Malwarebytes Pro in my experience shines in stopping the installation of “potentially unwanted programs” in real time. The stuff that “free” programs are always installing, even when you uncheck the boxes in the install program. Install programs cheat, but Malwarebytes catches them, and then let’s you delete the adware/spyware/unwanted program (if you want to).
Malwarebytes also really shines in preventing your browser from going to dangerous websites that other programs like Norton or other built in browser checkers don’t catch. So I’m really happy with the modest price for the paid version running in real time.
Of course the main issue is what happens if you get a virus or Trojan or other bad program installed. It only has happened to me once that I know of and it was several years ago.
The Malwarebytes checker and hunter programs and forum help were excellent. And got that program out.
However, that whole experience heightened my awareness to the risks of using the internet, so that is partly why I now have the multiple set of paid protection programs running as mentioned above. And of course, continue my education by reading Brian’s work diligently.
That’s my experience with Malwarebytes as a user, but as always YMMV and things can change.
You can save your own computer by using it prudently and understanding that the internet is, mostly, a hostile environment. As Brian has been preaching for years of course.
The average user acts as if they are dancing through a daisy field on a sunny day rather than walking at the edge of an abyss.
Bruce,
Although this is slightly off-topic, as someone who worked in the AV space I would venture to say that every business tech support member at my former company would not hesitate to recommend MalwareBytes for what it’s very good at – perhaps it’s not the best of the best for every category, but in a layered approach to infosec MalwareBytes has a stellar reputation for being ‘Viktor the Cleaner’… at least it did five years ago!
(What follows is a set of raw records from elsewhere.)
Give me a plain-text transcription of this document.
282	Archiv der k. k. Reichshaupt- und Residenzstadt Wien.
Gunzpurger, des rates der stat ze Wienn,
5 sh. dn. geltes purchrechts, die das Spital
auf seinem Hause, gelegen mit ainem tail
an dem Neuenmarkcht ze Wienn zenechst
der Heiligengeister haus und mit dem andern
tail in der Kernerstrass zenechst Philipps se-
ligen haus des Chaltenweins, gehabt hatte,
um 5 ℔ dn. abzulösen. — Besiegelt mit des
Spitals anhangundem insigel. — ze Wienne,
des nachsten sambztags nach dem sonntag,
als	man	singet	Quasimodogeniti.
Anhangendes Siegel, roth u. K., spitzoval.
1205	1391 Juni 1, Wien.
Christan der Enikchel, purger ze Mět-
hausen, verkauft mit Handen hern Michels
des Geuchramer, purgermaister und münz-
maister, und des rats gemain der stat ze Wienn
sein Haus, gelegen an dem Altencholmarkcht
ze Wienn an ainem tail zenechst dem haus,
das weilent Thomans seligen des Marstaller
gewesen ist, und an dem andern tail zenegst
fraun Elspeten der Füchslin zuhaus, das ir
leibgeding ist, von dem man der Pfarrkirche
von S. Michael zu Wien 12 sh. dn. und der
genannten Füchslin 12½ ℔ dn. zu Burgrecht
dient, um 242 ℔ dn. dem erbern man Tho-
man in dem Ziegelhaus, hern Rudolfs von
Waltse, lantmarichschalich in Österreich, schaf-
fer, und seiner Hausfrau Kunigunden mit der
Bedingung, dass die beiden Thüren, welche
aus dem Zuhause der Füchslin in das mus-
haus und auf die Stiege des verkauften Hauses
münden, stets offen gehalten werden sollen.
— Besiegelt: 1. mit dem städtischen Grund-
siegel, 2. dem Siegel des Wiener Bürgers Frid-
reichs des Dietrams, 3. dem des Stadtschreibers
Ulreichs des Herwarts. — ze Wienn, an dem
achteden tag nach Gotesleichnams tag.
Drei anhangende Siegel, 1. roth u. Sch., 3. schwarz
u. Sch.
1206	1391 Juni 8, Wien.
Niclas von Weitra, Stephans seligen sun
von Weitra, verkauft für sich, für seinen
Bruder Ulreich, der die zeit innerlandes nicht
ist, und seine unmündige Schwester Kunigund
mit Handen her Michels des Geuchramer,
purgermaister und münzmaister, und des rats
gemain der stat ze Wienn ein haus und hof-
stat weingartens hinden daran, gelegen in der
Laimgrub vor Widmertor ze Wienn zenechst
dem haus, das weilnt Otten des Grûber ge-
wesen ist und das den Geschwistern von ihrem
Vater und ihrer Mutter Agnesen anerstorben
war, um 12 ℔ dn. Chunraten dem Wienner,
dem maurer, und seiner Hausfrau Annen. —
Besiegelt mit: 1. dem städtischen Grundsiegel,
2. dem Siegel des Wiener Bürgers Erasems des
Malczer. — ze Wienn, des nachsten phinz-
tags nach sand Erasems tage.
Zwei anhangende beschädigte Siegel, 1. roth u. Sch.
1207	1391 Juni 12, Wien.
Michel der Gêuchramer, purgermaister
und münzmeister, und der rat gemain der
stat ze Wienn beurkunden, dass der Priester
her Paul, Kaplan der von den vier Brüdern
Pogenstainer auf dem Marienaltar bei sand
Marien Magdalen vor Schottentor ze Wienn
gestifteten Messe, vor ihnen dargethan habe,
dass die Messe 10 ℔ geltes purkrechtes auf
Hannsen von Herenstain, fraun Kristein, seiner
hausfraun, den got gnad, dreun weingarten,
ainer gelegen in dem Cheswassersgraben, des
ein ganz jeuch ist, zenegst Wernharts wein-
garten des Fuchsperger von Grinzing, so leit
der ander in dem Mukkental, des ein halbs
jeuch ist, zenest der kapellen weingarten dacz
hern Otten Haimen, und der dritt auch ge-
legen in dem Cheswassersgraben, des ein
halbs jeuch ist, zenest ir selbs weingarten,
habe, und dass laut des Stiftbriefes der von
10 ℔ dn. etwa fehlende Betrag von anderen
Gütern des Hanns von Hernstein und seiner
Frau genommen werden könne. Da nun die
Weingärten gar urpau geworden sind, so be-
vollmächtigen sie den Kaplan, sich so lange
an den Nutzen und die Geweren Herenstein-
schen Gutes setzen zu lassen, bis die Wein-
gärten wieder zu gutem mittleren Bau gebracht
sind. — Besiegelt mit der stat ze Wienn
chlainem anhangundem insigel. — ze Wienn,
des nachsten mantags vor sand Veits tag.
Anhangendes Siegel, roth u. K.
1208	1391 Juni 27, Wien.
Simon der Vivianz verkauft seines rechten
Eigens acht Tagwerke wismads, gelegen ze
The other suggestions go well – I would add to those that OOB – out of band – authentication is a critical step. I used to recommend specific bootable OS environments for folks who still dared to access banking online, in the hopes that resident malware of any flavor would not persist through.
As with dressing well for cold weather, layers are the best option for cybersecurity. The more layers you can discard, the harder it is to cross-contaminate or get rooted via your endpoint.
(To the tune of the Marshmallow Fluff “FlufferNutter” ad jingle)
Oh you need fluff! fluff! fluff! to make a Netter-Fluffer
Internet Fluff! with lots of graphic clutter!
First you spread! spread! spread! some jargon as a buffer
Add Internet Fluff!, and that’s a Netter-Fluffer!
So enjoy! -joy! joy! until the times get tougher
Then sell your founders’ stock, and go out and start another!
I wish this was surprising, but it isn’t.
I worked for Norse for only a couple of months, and when I began to question some of the things I saw going on (more on the business-competence side than business-ethics side, as I wasn’t in a position to see what was happening at the top), I was shown the door within days. I didn’t take the “here’s two weeks of pay if you sign this promise to never sue us” deal though. The whole way it was handled stank to the high heavens.
It worked out okay, though… I landed at a much, much better-run workplace that didn’t have the interdepartmental tension and complete lack of internal openness that made Norse a one-way trip to Ulcer-Land.
It’s a shame. Those of us who were at the bottom of the totem pole, we who didn’t have Clue One about what the execs were up to… we were busting our butts and genuinely believed in the company. We had the wool pulled over our eyes too. There are a few folks there whom I would very much like to work with again, because they are good, honest, incredibly hard-working folks who deserved better than what they got.